Question écrite adressée par Corinne Imbert, sénatrice-Maire de Beauvais-sur-Matha, à Najat Vallaud-Belkacem, ministre de l'Education nationale, de l'enseignement supérieur et de la recherche, concernant le port de signes religieux distinctifs à l'Université.
• Corinne Imbert attire l'attention de Mme la ministre de l'éducation nationale, de l'enseignement supérieur et de la recherche sur le port de signes religieux distinctifs à l'université. La loi n° 2004-228 du 15 mars 2004 interdit tout port de signe ostentatoire au sein des établissements de primaire, des collèges et des lycées, mais aucune restriction n'est liée à l'université. Les étudiants peuvent en effet arborer librement un symbole religieux. En corrélation avec le principe de laïcité, élément fondamental de notre République, elle lui demande si le Gouvernement entend procéder prochainement à l'ouverture d'un débat sur le sujet.
• Réponse de Najat Vallaud-Belkacem, ministre de l'éducation nationale, de l'enseignement supérieur et de la recherche
L'article L. 141-6 du code de l'éducation prévoit que « le service public de l'enseignement supérieur est laïque et indépendant de toute emprise politique, économique, religieuse ou idéologique : il tend à l'objectivité du savoir ; il respecte la diversité des opinions. Il doit garantir à l'enseignement et à la recherche leurs possibilités de libre développement scientifique, créateur et critique ».

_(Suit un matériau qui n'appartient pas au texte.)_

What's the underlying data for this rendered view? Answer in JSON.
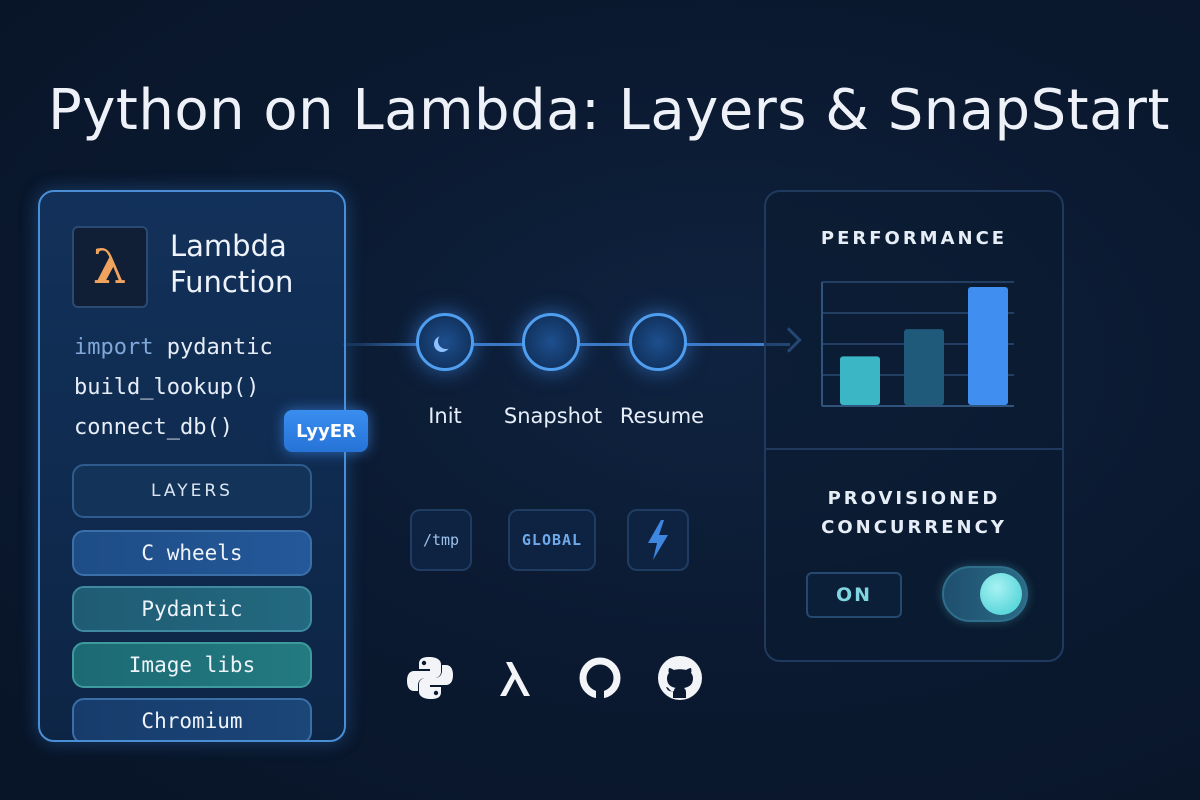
{
  "title": "Python on Lambda: Layers & SnapStart",
  "function_panel": {
    "logo_glyph": "λ",
    "name_line1": "Lambda",
    "name_line2": "Function",
    "code": [
      {
        "keyword": "import",
        "rest": " pydantic"
      },
      {
        "keyword": "",
        "rest": "build_lookup()"
      },
      {
        "keyword": "",
        "rest": "connect_db()"
      }
    ],
    "badge": "LyyER",
    "layers_header": "LAYERS",
    "layers": [
      "C wheels",
      "Pydantic",
      "Image libs",
      "Chromium"
    ]
  },
  "lifecycle": {
    "stages": [
      "Init",
      "Snapshot",
      "Resume"
    ],
    "tiles": [
      "/tmp",
      "GLOBAL",
      "lightning-icon"
    ]
  },
  "brand_icons": [
    "python-icon",
    "lambda-icon",
    "open-source-icon",
    "github-icon"
  ],
  "performance_panel": {
    "title": "PERFORMANCE",
    "chart_data": {
      "type": "bar",
      "categories": [
        "",
        "",
        ""
      ],
      "values": [
        40,
        62,
        96
      ],
      "ylim": [
        0,
        100
      ],
      "grid": true,
      "colors": [
        "#3bb6c4",
        "#1f5a7a",
        "#3f8ef0"
      ]
    },
    "pc_title_line1": "PROVISIONED",
    "pc_title_line2": "CONCURRENCY",
    "toggle_label": "ON",
    "toggle_state": true
  }
}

Les enseignants et personnels de l'enseignement supérieur sont soumis aux règles de stricte neutralité applicables à tout agent public qui leur imposent de ne pas manifester leurs convictions religieuses dans l'exercice de leurs fonctions. En revanche, les étudiants peuvent porter des signes manifestant leurs convictions religieuses, dans le cadre de la liberté d'information et d'expression qui leur est reconnue par l'article L. 811-1 du code de l'éducation. Cette liberté s'exerce cependant sous réserve de ne porter atteinte ni aux activités d'enseignement et de recherche ni à l'ordre public. Les tenues vestimentaires doivent ainsi être conformes aux règles de sécurité et d'hygiène et être adaptées aux activités suivies, notamment aux activités de travaux pratiques en laboratoire ou aux activités sportives. Le prosélytisme et les troubles à l'ordre public sont interdits. Sur le terrain, la manifestation par les étudiants de leurs convictions religieuses dans les établissements d'enseignement supérieur, indépendamment de quelques cas médiatisés, ne pose pas de véritables difficultés.
Le cadre légal rappelé ci-dessus donne aux établissements des outils pour régler les situations litigieuses qui pourraient se présenter. La conférence des présidents d'universités (CPU) a d'ailleurs élaboré en 2004 un guide "laïcité et enseignement supérieur" afin d'accompagner les établissements. C'est notamment pour ces raisons qu'en 2003, la commission de réflexion sur l'application du principe de laïcité dans la République, dite commission "Stasi", n'avait pas souhaité étendre à l'enseignement supérieur l'interdiction du port des signes religieux préconisé dans les écoles, collèges et lycées, en estimant notamment que la « situation de l'université, bien que faisant partie intégrante du service public de l'éducation, est tout à fait différente de celle de l'école. Y étudient des personnes majeures. L'université doit être ouverte sur le monde. Il n'est donc pas question d'empêcher que les étudiants puissent y exprimer leurs convictions religieuses, politiques ou philosophiques ». Il convient d'ajouter que l'université a autant besoin de la liberté d'expression, y compris le cas échéant des opinions religieuses, que de dialogue, d'ouverture, d'échange : les postures d'exclusion ou de rejet de l'autre sont contraires à la tradition universitaire. L'émancipation par le savoir et la connaissance est à ce prix. L'interdiction des signes religieux à l'université n'est aujourd'hui réclamée par aucune conférence d'établissements de l'enseignement supérieur. Pour sa part, l'observatoire de la laïcité a prévu d'inscrire la question de la laïcité dans l'enseignement supérieur à son programme de travail du second semestre 2015. L'avis qu'il rendra pourra utilement éclairer le débat.